Artificial general intelligence, or AGI, has become a much-abused buzzword in the AI industry. Now, Google DeepMind wants to put the idea on a firmer footing.
The concept at the heart of the term AGI is that a hallmark of human intelligence is its generality. While specialist computer programs might easily outperform us at picking stocks or translating French to German, our superpower is the fact we can learn to do both.
Recreating this kind of flexibility in machines is the holy grail for many AI researchers, and is often speculated to be the first step towards artificial superintelligence. But what exactly people mean by AGI is rarely specified, and the idea is frequently described in binary terms, where AGI represents a piece of software that has crossed some mythical boundary, and once on the other side, it’s on par with humans.
Researchers at Google DeepMind are now attempting to make the discussion more precise by concretely defining the term. Crucially, they suggest that rather than approaching AGI as an end goal, we should instead think about different levels of AGI, with today’s leading chatbots representing the first rung on the ladder.
“We argue that it is critical for the AI research community to explicitly reflect on what we mean by AGI, and aspire to quantify attributes like the performance, generality, and autonomy of AI systems,” the team writes in a preprint published on arXiv.
The researchers note that they took inspiration from autonomous driving, where capabilities are split into six levels of autonomy, which they say enable clear discussion of progress in the field.
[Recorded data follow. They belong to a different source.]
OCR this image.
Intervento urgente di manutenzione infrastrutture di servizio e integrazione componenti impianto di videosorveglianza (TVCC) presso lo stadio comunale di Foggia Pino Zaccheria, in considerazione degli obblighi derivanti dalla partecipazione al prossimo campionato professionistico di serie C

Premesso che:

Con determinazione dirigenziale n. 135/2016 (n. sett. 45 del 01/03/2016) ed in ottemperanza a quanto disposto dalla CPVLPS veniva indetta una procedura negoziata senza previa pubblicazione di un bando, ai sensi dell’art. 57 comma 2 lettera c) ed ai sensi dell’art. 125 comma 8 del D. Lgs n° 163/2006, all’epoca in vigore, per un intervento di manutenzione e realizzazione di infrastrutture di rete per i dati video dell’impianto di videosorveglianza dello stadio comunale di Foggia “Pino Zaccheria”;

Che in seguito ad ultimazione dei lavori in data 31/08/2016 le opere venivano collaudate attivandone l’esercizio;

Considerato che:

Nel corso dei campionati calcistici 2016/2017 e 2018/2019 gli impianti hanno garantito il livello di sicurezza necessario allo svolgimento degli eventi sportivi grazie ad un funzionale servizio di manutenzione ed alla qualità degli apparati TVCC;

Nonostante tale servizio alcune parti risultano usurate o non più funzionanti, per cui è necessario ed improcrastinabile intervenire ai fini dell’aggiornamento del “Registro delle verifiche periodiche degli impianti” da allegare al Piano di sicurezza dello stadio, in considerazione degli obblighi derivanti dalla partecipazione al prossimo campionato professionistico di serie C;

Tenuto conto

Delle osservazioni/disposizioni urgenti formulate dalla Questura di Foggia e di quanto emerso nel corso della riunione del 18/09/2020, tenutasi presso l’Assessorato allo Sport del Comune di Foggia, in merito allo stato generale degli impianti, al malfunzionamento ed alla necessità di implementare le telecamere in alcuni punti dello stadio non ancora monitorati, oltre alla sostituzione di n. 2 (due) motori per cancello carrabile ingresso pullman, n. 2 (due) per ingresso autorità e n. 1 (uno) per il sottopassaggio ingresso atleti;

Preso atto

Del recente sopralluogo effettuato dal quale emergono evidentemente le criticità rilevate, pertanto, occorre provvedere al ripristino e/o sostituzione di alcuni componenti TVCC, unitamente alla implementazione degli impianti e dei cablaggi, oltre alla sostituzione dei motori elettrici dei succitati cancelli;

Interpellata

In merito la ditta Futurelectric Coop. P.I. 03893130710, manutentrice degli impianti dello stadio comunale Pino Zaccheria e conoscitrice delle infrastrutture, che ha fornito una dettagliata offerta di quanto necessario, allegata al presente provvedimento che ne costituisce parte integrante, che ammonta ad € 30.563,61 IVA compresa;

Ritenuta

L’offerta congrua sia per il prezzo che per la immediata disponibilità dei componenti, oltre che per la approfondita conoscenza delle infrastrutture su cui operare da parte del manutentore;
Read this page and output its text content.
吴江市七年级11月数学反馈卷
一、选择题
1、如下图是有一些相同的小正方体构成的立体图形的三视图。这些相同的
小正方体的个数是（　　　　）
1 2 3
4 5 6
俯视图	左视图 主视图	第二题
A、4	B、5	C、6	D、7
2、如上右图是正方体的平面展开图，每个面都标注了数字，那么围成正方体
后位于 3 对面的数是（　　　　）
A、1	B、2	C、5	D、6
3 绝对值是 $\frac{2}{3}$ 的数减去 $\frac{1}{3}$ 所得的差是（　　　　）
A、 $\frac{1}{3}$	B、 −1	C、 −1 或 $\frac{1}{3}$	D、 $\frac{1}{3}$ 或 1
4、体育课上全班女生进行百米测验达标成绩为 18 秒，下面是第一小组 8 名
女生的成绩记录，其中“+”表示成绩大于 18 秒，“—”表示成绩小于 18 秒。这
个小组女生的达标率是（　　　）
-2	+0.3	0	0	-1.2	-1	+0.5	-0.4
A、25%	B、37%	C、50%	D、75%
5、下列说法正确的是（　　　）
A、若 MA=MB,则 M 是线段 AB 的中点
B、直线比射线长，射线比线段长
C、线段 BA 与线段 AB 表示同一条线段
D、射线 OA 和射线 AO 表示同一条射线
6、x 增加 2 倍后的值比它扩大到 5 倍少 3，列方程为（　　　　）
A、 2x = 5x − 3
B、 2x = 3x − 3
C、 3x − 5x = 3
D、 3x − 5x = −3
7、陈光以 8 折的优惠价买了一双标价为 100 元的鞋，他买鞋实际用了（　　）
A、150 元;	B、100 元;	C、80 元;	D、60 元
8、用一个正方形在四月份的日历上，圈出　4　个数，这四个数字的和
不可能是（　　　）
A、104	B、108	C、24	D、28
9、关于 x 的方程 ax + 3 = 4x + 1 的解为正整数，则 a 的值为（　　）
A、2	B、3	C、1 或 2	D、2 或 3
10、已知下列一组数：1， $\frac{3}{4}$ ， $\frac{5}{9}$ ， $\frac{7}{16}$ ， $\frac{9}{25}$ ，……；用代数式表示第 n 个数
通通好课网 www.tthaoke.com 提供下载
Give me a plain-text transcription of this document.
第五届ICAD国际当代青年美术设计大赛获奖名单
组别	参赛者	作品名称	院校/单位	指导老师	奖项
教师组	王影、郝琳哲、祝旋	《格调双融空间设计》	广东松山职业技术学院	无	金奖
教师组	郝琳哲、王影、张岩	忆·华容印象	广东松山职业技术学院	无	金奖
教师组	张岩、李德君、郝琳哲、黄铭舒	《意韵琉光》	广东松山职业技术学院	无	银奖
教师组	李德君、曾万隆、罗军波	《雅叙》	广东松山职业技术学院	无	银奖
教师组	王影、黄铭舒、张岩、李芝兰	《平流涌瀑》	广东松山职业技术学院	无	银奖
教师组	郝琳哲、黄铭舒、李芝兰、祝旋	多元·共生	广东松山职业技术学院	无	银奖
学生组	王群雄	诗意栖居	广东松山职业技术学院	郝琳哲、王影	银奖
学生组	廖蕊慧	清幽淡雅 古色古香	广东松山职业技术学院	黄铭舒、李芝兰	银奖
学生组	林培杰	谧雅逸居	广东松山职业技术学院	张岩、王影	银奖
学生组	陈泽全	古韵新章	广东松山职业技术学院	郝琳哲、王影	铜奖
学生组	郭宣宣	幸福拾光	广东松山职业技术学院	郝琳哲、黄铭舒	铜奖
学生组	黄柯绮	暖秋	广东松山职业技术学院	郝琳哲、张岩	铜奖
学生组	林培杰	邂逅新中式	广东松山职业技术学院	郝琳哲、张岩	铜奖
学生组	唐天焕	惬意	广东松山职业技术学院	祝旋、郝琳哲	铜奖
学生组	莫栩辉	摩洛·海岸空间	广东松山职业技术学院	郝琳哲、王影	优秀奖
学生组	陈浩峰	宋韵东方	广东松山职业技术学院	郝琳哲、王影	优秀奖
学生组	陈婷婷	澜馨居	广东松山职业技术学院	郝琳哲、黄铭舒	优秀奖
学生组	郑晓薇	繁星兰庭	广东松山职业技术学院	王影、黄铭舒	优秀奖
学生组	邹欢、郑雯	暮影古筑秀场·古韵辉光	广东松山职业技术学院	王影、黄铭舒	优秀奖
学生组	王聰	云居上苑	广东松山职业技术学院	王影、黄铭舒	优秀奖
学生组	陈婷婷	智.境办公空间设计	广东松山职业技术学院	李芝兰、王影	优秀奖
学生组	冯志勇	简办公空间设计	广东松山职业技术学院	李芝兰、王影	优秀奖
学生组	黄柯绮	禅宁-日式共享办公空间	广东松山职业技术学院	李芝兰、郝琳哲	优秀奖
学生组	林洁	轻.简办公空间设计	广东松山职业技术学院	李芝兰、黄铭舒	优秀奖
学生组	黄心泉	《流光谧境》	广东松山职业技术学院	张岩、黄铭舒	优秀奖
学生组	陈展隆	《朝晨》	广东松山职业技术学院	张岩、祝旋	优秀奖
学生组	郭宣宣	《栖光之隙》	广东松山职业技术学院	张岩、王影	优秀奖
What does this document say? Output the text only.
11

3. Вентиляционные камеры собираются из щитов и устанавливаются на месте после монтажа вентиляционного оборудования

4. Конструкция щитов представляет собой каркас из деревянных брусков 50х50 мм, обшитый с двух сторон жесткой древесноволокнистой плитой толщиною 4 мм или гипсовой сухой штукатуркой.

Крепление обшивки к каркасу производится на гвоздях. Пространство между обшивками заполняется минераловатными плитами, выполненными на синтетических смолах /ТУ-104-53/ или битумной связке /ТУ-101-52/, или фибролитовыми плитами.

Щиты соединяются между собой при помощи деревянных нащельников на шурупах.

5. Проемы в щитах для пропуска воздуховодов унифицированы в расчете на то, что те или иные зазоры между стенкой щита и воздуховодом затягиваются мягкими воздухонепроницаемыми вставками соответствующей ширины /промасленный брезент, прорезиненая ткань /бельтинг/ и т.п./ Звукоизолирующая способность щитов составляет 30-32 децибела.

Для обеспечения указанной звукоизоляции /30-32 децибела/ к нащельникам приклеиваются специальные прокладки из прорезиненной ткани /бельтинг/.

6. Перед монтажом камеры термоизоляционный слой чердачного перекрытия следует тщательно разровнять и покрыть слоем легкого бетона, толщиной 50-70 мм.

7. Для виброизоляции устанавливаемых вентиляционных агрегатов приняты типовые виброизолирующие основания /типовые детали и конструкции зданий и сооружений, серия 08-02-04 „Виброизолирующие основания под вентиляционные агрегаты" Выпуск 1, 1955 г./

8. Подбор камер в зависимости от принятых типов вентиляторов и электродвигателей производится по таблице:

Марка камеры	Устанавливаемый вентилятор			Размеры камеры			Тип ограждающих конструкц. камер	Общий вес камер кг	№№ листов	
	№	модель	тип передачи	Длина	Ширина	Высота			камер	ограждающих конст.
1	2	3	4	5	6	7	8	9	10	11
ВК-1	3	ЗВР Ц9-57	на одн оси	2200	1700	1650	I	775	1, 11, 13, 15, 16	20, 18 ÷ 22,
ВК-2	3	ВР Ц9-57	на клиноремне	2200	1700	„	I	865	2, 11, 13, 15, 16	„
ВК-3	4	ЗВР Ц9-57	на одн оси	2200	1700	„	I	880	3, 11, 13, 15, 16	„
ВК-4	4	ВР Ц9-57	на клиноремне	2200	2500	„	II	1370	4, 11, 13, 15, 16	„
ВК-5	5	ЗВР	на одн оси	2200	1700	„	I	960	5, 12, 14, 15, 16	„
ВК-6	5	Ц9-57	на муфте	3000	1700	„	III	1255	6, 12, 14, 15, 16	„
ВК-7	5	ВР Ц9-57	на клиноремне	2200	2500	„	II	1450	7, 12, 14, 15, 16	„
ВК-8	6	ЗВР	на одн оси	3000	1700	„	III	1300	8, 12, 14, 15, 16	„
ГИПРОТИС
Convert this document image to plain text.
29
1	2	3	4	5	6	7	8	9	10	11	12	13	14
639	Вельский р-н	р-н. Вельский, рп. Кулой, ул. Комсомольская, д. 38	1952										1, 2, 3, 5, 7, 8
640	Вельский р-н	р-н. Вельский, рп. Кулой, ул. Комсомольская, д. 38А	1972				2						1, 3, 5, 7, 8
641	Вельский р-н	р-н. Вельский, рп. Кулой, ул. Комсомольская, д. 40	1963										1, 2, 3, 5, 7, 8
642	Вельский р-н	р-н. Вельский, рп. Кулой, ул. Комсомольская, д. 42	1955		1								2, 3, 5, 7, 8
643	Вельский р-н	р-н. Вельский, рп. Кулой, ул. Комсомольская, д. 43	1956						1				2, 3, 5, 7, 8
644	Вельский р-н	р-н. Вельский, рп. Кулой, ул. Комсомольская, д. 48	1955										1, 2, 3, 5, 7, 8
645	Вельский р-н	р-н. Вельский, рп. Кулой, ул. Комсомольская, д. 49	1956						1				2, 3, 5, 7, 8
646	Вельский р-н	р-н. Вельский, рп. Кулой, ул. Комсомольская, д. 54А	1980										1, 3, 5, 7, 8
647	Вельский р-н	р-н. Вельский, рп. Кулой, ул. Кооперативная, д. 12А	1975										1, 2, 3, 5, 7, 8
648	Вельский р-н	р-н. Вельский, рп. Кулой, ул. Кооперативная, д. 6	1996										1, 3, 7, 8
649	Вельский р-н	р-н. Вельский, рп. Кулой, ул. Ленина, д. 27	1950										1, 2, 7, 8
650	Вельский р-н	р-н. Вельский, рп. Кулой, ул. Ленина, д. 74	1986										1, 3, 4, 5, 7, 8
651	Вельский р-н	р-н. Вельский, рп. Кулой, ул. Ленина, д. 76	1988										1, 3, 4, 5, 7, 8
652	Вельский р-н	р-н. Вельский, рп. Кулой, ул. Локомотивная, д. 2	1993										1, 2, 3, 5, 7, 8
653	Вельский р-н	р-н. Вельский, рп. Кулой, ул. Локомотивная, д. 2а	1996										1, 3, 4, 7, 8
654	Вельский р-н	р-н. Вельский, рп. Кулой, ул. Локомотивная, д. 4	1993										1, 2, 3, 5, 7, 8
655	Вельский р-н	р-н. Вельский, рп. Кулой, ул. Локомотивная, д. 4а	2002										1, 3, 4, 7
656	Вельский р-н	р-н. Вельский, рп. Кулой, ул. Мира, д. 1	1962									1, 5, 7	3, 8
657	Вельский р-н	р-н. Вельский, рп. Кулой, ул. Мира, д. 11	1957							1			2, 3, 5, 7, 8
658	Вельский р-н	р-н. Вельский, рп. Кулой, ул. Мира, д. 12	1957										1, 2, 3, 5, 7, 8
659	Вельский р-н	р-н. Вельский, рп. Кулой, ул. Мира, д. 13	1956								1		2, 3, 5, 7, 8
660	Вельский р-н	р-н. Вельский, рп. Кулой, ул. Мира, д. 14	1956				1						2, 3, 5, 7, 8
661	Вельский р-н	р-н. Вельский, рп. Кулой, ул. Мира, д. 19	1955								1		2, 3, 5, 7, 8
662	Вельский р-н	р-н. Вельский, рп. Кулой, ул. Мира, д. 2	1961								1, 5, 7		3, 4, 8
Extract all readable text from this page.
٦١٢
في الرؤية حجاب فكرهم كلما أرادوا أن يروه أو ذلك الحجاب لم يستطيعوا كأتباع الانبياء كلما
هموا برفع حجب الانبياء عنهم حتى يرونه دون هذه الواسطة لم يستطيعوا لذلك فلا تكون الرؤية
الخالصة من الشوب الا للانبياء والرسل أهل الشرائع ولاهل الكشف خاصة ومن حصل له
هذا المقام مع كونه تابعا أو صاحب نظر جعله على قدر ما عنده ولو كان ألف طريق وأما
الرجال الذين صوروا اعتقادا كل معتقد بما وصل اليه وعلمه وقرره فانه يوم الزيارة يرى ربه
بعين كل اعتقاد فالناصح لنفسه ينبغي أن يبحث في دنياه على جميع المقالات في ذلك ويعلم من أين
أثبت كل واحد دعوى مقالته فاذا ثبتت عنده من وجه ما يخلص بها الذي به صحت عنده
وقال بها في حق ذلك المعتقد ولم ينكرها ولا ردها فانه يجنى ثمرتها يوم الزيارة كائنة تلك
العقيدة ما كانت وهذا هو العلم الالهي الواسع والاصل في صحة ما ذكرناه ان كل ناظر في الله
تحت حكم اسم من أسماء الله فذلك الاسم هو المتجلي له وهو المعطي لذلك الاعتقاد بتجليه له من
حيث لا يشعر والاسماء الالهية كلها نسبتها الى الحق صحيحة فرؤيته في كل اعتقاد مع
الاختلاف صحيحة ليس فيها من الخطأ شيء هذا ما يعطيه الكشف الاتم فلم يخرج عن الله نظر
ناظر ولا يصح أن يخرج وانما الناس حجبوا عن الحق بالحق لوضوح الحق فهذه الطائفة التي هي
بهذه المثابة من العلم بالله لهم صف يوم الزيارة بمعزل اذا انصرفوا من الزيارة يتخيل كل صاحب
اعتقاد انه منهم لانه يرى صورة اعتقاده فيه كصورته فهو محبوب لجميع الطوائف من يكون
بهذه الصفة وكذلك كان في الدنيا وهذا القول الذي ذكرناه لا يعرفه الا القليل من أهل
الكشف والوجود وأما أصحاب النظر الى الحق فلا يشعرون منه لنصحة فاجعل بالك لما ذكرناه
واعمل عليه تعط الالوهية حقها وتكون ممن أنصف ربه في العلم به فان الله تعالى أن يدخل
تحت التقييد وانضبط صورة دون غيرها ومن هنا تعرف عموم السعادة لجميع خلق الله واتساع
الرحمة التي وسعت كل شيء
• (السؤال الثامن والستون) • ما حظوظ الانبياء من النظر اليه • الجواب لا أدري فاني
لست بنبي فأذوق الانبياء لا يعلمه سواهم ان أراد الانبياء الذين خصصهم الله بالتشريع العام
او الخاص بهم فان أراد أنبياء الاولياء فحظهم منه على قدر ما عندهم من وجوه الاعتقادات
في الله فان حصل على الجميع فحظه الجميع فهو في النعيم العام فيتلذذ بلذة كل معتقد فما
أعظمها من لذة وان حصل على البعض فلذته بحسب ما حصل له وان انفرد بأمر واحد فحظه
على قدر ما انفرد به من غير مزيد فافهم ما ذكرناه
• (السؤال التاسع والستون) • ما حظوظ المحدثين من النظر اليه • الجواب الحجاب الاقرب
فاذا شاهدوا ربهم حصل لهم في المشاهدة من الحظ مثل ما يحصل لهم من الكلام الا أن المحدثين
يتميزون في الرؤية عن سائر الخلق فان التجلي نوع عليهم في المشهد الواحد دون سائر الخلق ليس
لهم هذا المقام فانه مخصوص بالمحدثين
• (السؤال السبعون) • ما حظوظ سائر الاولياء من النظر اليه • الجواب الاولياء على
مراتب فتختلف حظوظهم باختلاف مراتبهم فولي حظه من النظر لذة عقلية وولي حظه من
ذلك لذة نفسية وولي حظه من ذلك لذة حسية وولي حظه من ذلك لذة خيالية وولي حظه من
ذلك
To work out what they should include in their own framework, they studied some of the leading definitions of AGI proposed by others. By looking at some of the core ideas shared across these definitions, they identified six principles any definition of AGI needs to conform with.
For a start, a definition should focus on capabilities rather than the specific mechanisms AI uses to achieve them. This removes the need for AI to think like a human or be conscious to qualify as AGI.
They also suggest that generality alone is not enough for AGI, the models also need to hit certain thresholds of performance in the tasks they perform. This performance doesn’t need to be proven in the real world, they say—it’s enough to simply demonstrate a model has the potential to outperform humans at a task.
While some believe true AGI will not be possible unless AI is embodied in physical robotic machinery, the DeepMind team say this is not a prerequisite for AGI. The focus, they say, should be on tasks that fall in the cognitive and metacognitive—for instance, learning to learn—realms.
Another requirement is that benchmarks for progress have “ecological validity,” which means AI is measured on real-world tasks valued by humans. And finally, the researchers say the focus should be on charting progress in the development of AGI rather than fixating on a single endpoint.
Based on these principles, the team proposes a framework they call “Levels of AGI” that outlines a way to categorize algorithms based on their performance and generality. The levels range from “emerging,” which refers to a model equal to or slightly better than an unskilled human, to “competent,” “expert,” “virtuoso,” and “superhuman,” which denotes a model that outperforms all humans. These levels can be applied to either narrow or general AI, which helps distinguish between highly specialized programs and those designed to solve a wide range of tasks.
The researchers say some narrow AI algorithms, like DeepMind’s protein-folding algorithm AlphaFold, for instance, have already reached the superhuman level. More controversially, they suggest leading AI chatbots like OpenAI’s ChatGPT and Google’s Bard are examples of emerging AGI.
Julian Togelius, an AI researcher at New York University, told MIT Technology Review that separating out performance and generality is a useful way to distinguish previous AI advances from progress towards AGI. And more broadly, the effort helps to bring some precision to the AGI discussion. “This provides some much-needed clarity on the topic,” he says. “Too many people sling around the term AGI without having thought much about what they mean.”
The framework outlined by the DeepMind team is unlikely to win everyone over, and there are bound to be disagreements about how different models should be ranked. But with any luck, it will get people to think more deeply about a critical concept at the heart of the field.